ベーナズィール・ブットーパキスタン首相は1980年代末、イスラーム主義運動の台頭に懸念を表明し、ブッシュ大統領に「フランケンシュタインを造っているのはあなただ」と伝えている[35]。これに対し合衆国は、資金はあくまでアフガニスタンの反乱軍に当てられていると強弁し、オサマ・ビンラディンやムジャヒディンへの資金提供を否定。しかしながら、アフガニスタン反乱軍の一部でさえタリバンに参加し、米軍に対する戦闘行為を行っている[36]。

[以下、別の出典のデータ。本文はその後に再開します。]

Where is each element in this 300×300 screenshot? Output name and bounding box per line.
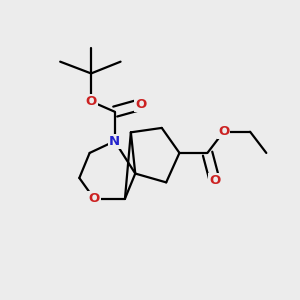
Text: N: N <box>109 135 120 148</box>
Text: O: O <box>85 95 97 108</box>
Text: O: O <box>136 98 147 111</box>
Text: O: O <box>209 174 220 188</box>
Text: O: O <box>88 192 100 205</box>
Text: O: O <box>218 125 229 138</box>
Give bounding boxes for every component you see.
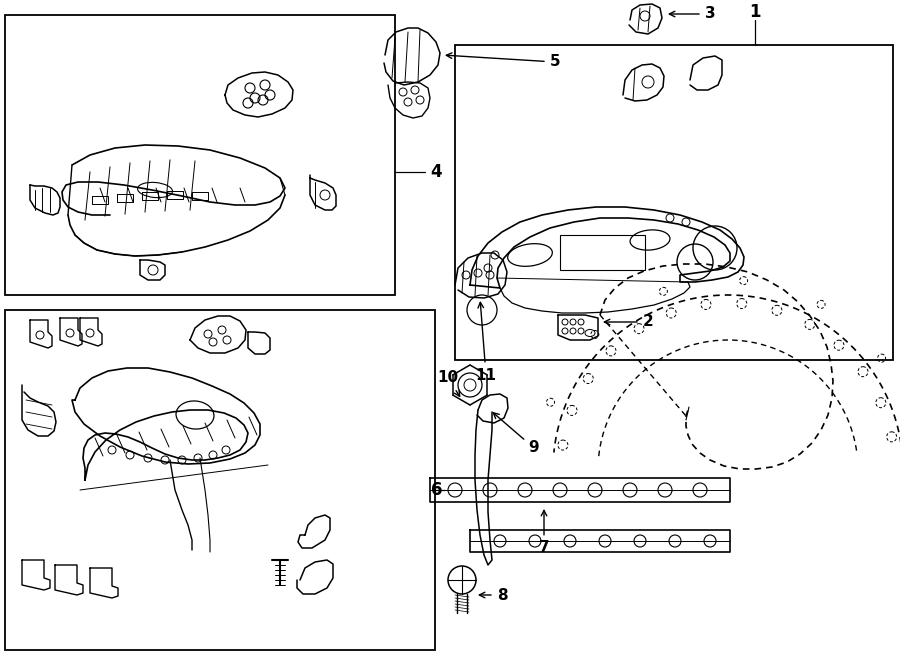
Text: 2: 2 bbox=[604, 315, 653, 329]
Text: 10: 10 bbox=[437, 371, 460, 397]
Text: 4: 4 bbox=[430, 163, 442, 181]
Text: 6: 6 bbox=[430, 481, 442, 499]
Bar bbox=[560, 235, 645, 270]
Text: 5: 5 bbox=[446, 53, 561, 69]
Bar bbox=[455, 45, 893, 360]
Text: 9: 9 bbox=[493, 413, 539, 455]
Bar bbox=[5, 310, 435, 650]
Text: 11: 11 bbox=[475, 302, 497, 383]
Text: 3: 3 bbox=[670, 7, 716, 22]
Text: 7: 7 bbox=[539, 510, 549, 555]
Text: 8: 8 bbox=[480, 588, 508, 602]
Text: 1: 1 bbox=[749, 3, 760, 21]
Bar bbox=[5, 15, 395, 295]
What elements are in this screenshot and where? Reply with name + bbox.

CIAがオサマ・ビンラディンに直接接したという証拠は無い[37][38]ものの、合衆国の資金提供はムジャヒディン集団に向けられており[39]、同国の外交政策に批判的な者は、サイクロン作戦が2001年のアメリカ同時多発テロを生み出す潜在的な要因を造ったとしている[40](ブレジンスキーは否定[41])。
ウィリアム・ハートゥングはアルカーイダの創設が、ソビエトのアフガニスタン侵攻時合衆国によるムジャヒディンへの支援と関係があると指摘[42]。一方クリストファー・アンドリューやソ連からの亡命者ヴァシリー・ミトロヒンによると、「CIAがビンラディンやムジャヒディンを支援することになった他のアラブ人義勇兵に資金提供を行っていたという主張」には何ら根拠が無いという[43]。ピーター・ベーゲンは「本当の問題はCIAが1980年代にビンラディンを支援していたのではなく、1996年1月局内にビンラディン課が立ち上げられるまで、その可能性に気付いていなかったことにある」としている[37]。